Ehrlich gesagt hielt sich meine Vorfreude auf einen Trip zur deutschesten aller spanischen Inseln bisher in Grenzen. Ich verband einfach zu viel Negatives mit Mallorca. Ballermann, Saufgelage und Rumgeprolle sind jetzt auch nicht die heißesten Kandidaten, um eine Insel als „Urlaubsparadies“ zu bezeichnen. Dennoch ließ ich mich überreden – zum Glück. Und am Ende kam dann doch alles ganz anders…
Typisch Mallorca: die Buchten am Cap Formentor
Wenn man wie ich etwas voreingenommen auf Reisen geht, hat man den Vorteil, vorher nicht unbedingt Reiseführer und Fachliteratur studieren zu müssen. Man glaubt, das Wesentliche bereits zu kennen, hat sich seine Meinung schon gebildet. Mache ich sonst immer, hier ausnahmsweise mal nicht. Die Gefahr nämlich, die genau in diesen Büchern erwähnten Hotspots anzusteuern, ist dadurch scheinbar minimiert. Was gut ist, denn somit kann ich das Reiseziel einmal völlig neutral erkunden. Ganz ausgeschlossen ist die Gefahr jedoch nicht: Der Herdentrieb funktioniert nämlich auch im Urlaub ganz gut.
Ich miete mir einen kleinen Wagen und erkunde die Gegend, genauer den Norden Mallorcas, auf eigene Faust und nach Tagesgefühl. Egal wo es mich hintreibt, immer wieder stoße ich auf kleine lokale Besonderheiten, die nicht nur schön anzusehen, sondern auch gänzlich frei von den üblichen Verdächtigen sind: den Ballermann-Touristen. Einige dieser Tipps sind hier zusammengetragen und möchte ich nacheinander kurz vorstellen.

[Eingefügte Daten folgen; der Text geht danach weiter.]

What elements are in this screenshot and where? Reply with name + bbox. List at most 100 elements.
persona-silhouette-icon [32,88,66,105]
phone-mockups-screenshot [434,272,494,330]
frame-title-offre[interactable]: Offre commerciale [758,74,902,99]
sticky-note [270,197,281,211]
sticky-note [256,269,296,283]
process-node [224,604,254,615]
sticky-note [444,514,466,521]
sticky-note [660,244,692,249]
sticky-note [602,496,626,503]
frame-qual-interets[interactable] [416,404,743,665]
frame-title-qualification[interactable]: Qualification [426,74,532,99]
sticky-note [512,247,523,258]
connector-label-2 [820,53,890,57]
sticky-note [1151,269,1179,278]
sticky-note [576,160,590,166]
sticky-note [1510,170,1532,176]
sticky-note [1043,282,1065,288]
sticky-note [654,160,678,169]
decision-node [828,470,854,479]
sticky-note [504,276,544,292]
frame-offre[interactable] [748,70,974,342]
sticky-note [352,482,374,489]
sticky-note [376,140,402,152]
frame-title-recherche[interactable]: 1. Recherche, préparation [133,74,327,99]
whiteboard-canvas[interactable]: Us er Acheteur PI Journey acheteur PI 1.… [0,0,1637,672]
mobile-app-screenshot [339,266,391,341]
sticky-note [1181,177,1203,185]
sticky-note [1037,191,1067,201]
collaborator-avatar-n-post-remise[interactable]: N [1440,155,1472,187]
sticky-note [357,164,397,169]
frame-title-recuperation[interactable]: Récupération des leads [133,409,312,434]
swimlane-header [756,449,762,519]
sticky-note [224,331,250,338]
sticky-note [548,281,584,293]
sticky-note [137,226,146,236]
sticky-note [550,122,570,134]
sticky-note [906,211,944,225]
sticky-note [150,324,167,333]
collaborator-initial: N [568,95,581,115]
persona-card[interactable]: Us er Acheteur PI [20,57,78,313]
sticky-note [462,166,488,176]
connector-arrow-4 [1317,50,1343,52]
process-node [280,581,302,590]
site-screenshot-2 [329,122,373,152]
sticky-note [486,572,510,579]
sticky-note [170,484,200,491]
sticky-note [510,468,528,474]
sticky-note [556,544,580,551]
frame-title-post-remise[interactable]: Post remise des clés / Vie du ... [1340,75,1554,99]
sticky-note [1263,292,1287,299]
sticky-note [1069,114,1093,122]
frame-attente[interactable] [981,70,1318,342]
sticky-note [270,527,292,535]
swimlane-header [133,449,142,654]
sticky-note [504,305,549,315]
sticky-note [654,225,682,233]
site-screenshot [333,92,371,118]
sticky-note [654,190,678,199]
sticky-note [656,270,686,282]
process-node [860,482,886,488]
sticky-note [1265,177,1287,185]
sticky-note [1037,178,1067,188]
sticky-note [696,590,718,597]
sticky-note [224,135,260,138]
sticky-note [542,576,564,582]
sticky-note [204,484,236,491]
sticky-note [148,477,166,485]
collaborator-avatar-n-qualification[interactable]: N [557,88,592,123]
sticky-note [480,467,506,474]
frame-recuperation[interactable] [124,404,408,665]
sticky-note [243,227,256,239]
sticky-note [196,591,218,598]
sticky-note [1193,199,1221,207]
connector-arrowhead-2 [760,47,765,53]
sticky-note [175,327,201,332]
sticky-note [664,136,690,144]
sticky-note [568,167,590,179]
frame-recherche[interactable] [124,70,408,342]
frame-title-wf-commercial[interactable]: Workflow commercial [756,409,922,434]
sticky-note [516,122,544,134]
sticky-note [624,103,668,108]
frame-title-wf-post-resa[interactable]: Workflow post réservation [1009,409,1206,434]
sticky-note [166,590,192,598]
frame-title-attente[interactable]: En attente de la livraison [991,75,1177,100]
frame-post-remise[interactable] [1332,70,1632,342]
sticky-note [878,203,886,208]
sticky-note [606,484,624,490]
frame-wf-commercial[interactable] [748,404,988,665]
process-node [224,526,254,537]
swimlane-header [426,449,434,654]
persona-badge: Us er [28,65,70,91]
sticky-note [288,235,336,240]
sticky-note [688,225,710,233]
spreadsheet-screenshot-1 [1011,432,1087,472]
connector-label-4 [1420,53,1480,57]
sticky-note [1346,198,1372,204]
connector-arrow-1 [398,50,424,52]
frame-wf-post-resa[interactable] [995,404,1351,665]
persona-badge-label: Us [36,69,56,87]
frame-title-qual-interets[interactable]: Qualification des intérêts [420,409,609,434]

Die Altstadt von Artà – Geschichte zum Anfassen
Altstadt und Kathedrale von Artà
Sicher, Artà im Nordosten von Mallorca ist jetzt kein ganz unbekanntes Städtchen, aber wesentlich Touristenärmer als zum Beispiel Palma. Und auch die Kathedrale von Artà kann es mit der in der Hauptstadt Mallorcas durchaus aufnehmen. Besonders der Blick vom Vorplatz ist total schön und sehenswert. Vom Inneren ganz zu schweigen. Aber damit wußten die streng Gläubigen schon immer auf sich aufmerksam zu machen.
Brunnen vor der Kathedrale von Artà
Die Kathedrale von Artà
Sonnenanbeter auf Mallorca
Als großer Fan der deutschen Ostsee zieht es mich natürlich auch in mediterranen Ländern an die dortigen Strände. Auf einen der Ostsee-ähnlichsten, also mal ohne Bucht und Felsen, stoße ich im – leider dann doch sehr touristischen – Ort Mesquida. Genau wie an der zuvor erwähnten Ostsee ziehen sich die Dünen bis weit ins Landesinnere und man muss schon ein kleines Stück laufen, bis man endlich am Wasser ist. Doch der lange Weg wird belohnt. Das Wasser ist wie scheinbar überall auf Mallorca kristallklar und der Sand samten weich. Lediglich die Hotel- und Bettenburgen zur Linken trüben ein wenig das Badevergnügen. Dafür kann man den Strand ein Stück in Richtung Osten laufen. Da, wo Liegen und Sonnenschirme aufhören, ist es dann auch ruhiger.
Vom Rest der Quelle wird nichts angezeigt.